The spot Salford Shopping Centre finds itself in is a kind of forgotten hinterland. Not quite Chapel Street, not quite Media City. It feels like a still image of Salford before its steroidal development, a Salford my dad and his dad would recognise. These areas – Pendleton, Ordsall, Weaste – haven’t seen the same investment as other areas of the borough, and they’re the areas in which much of Salford’s poverty is concentrated. According to the 2019 multiple indices of deprivation, these were the areas that slipped into the 1% most deprived neighbourhoods in England.
This typifies the imbalanced impact of the energy price hike across the city. Energy prices are like what economists call a “regressive” tax, because poorer households will have similar energy bills to more affluent ones, despite having much less income to pay for them. In Worsley, where 13% of children are living in poverty, many residents won’t even have to change their summer holiday plans to accommodate the energy rise. In Ordsall, not far from Salford Shopping Centre, where 59% of children grow up in poverty, the rising prices will hit many families like a catastrophe.
“I’m scared,” said Katie, who had just angled her double buggy out of the single door exit of Heron Foods, a frozen food shop. She pays for gas on a pre-payment meter, so she won’t know how much her energy price will have increased until next month. Regardless, she’s started to adapt to make savings. She’s buying pre-mashed potatoes to save the gas it would take to boil potatoes to mash herself.
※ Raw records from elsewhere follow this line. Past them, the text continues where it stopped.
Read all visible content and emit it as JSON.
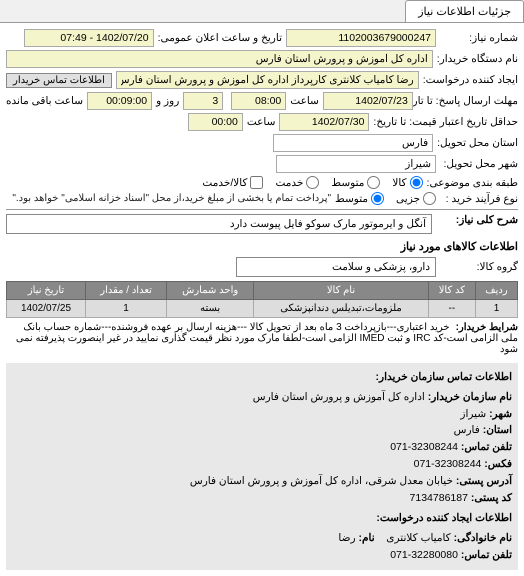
{
  "tab": {
    "label": "جزئیات اطلاعات نیاز"
  },
  "fields": {
    "req_no_lbl": "شماره نیاز:",
    "req_no": "1102003679000247",
    "pub_date_lbl": "تاریخ و ساعت اعلان عمومی:",
    "pub_date": "1402/07/20 - 07:49",
    "buyer_org_lbl": "نام دستگاه خریدار:",
    "buyer_org": "اداره کل آموزش و پرورش استان فارس",
    "creator_lbl": "ایجاد کننده درخواست:",
    "creator": "رضا کامیاب کلانتری کارپرداز اداره کل آموزش و پرورش استان فارس",
    "contact_btn": "اطلاعات تماس خریدار",
    "resp_until_lbl": "مهلت ارسال پاسخ: تا تاریخ:",
    "resp_date": "1402/07/23",
    "resp_time_lbl": "ساعت",
    "resp_time": "08:00",
    "days_lbl": "روز و",
    "days": "3",
    "remain_lbl": "ساعت باقی مانده",
    "remain": "00:09:00",
    "valid_until_lbl": "حداقل تاریخ اعتبار قیمت: تا تاریخ:",
    "valid_date": "1402/07/30",
    "valid_time_lbl": "ساعت",
    "valid_time": "00:00",
    "province_lbl": "استان محل تحویل:",
    "province": "فارس",
    "city_lbl": "شهر محل تحویل:",
    "city": "شیراز",
    "pkg_lbl": "طبقه بندی موضوعی:",
    "pkg_all": "کالا",
    "pkg_mid": "متوسط",
    "pkg_srv": "خدمت",
    "pay_cash": "کالا/خدمت",
    "proc_lbl": "نوع فرآیند خرید :",
    "proc_a": "جزیی",
    "proc_b": "متوسط",
    "proc_note": "\"پرداخت تمام یا بخشی از مبلغ خرید،از محل \"اسناد خزانه اسلامی\" خواهد بود.\"",
    "desc_lbl": "شرح کلی نیاز:",
    "desc": "آنگل و ایرموتور مارک سوکو فایل پیوست دارد",
    "items_hdr": "اطلاعات کالاهای مورد نیاز",
    "group_lbl": "گروه کالا:",
    "group": "دارو، پزشکی و سلامت"
  },
  "table": {
    "cols": [
      "ردیف",
      "کد کالا",
      "نام کالا",
      "واحد شمارش",
      "تعداد / مقدار",
      "تاریخ نیاز"
    ],
    "rows": [
      [
        "1",
        "--",
        "ملزومات،تبدیلس دندانپزشکی",
        "بسته",
        "1",
        "1402/07/25"
      ]
    ]
  },
  "buyer_terms": {
    "lbl": "شرایط خریدار:",
    "text": "خرید اعتباری---بازپرداخت 3 ماه بعد از تحویل کالا ---هزینه ارسال بر عهده فروشنده---شماره حساب بانک ملی الزامی است-کد IRC و ثبت IMED الزامی است-لطفا مارک مورد نظر قیمت گذاری نمایید در غیر اینصورت پذیرفته نمی شود"
  },
  "contacts": {
    "hdr": "اطلاعات تماس سازمان خریدار:",
    "org_lbl": "نام سازمان خریدار:",
    "org": "اداره کل آموزش و پرورش استان فارس",
    "city_lbl": "شهر:",
    "city": "شیراز",
    "prov_lbl": "استان:",
    "prov": "فارس",
    "tel_lbl": "تلفن تماس:",
    "tel": "32308244-071",
    "fax_lbl": "فکس:",
    "fax": "32308244-071",
    "addr_lbl": "آدرس پستی:",
    "addr": "خیابان معدل شرقی، اداره کل آموزش و پرورش استان فارس",
    "zip_lbl": "کد پستی:",
    "zip": "7134786187",
    "creator_hdr": "اطلاعات ایجاد کننده درخواست:",
    "fam_lbl": "نام خانوادگی:",
    "fam": "کامیاب کلانتری",
    "name_lbl": "نام:",
    "name": "رضا",
    "ctel_lbl": "تلفن تماس:",
    "ctel": "32280080-071"
  }
}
And she spent yesterday going from shop to shop looking for the cheapest nappies, and now knows somewhere she can get them for £1. “Luckily, because I'm not working, I can go out and find the cheapest things.”
In Quality Save are Darrel and Claire, who are followed by their son and daughter. They have six children altogether. Darrel spoke a lot about the mental drain of scrutinising each item that he puts in his basket, then thinking about it again. Is he sure he can’t get it cheaper somewhere else? "It used to be like: 'just grab this, grab that’, now you've got to really think about what you're going to buy and what you're not.” Whether it’s food, diesel or clothes for their kids, there’s a sub-level murmur of stress surrounding every purchase, and it’s exhausting.
"The cost of living is ridiculous,” says Claire, “we've got six children, we both work and it's just going to get worse". Darrel is an agency worker for truck companies and Claire works behind a bar, both precarious positions with wages unlikely to rise in tandem with climbing costs.
"It's payday today so we're getting a bit more,” says Claire. Her daughter interjects, motioning her open palm toward the ceiling as if looking into the future: "today we're buying a bit more, but tomorrow we could be scrapping for one piece of bread.” We all laugh, and then we stop laughing.
Despair personified in this article. And whilst obviously local, multiply this by the fuel poverty index nationwide and one can only begin to get a handle on the crisis unfolding. Much was (rightly) made of food poverty during lockdown but this has the capacity to bring this now isolated nation to its knees. People like me who are fortunate enough to be cushioned from these price hikes due to personal circumstances can only stand and watch in horror as a real version of the early 18th century Britain starts playing out again. Well written, Jack as ever, but what an horrific reality is being faced.
Exactly the sort of story I subscribe for.
I am in a very similar situation to Adele - thank you so much for making ‘our’ voice heard. We are all too busy trying to survive at the moment to even try to fight this, and know it wouldn’t get us anywhere anyway.
The fact that the most vulnerable are ignored just feeds the narrative that everything is ok - and it’s not.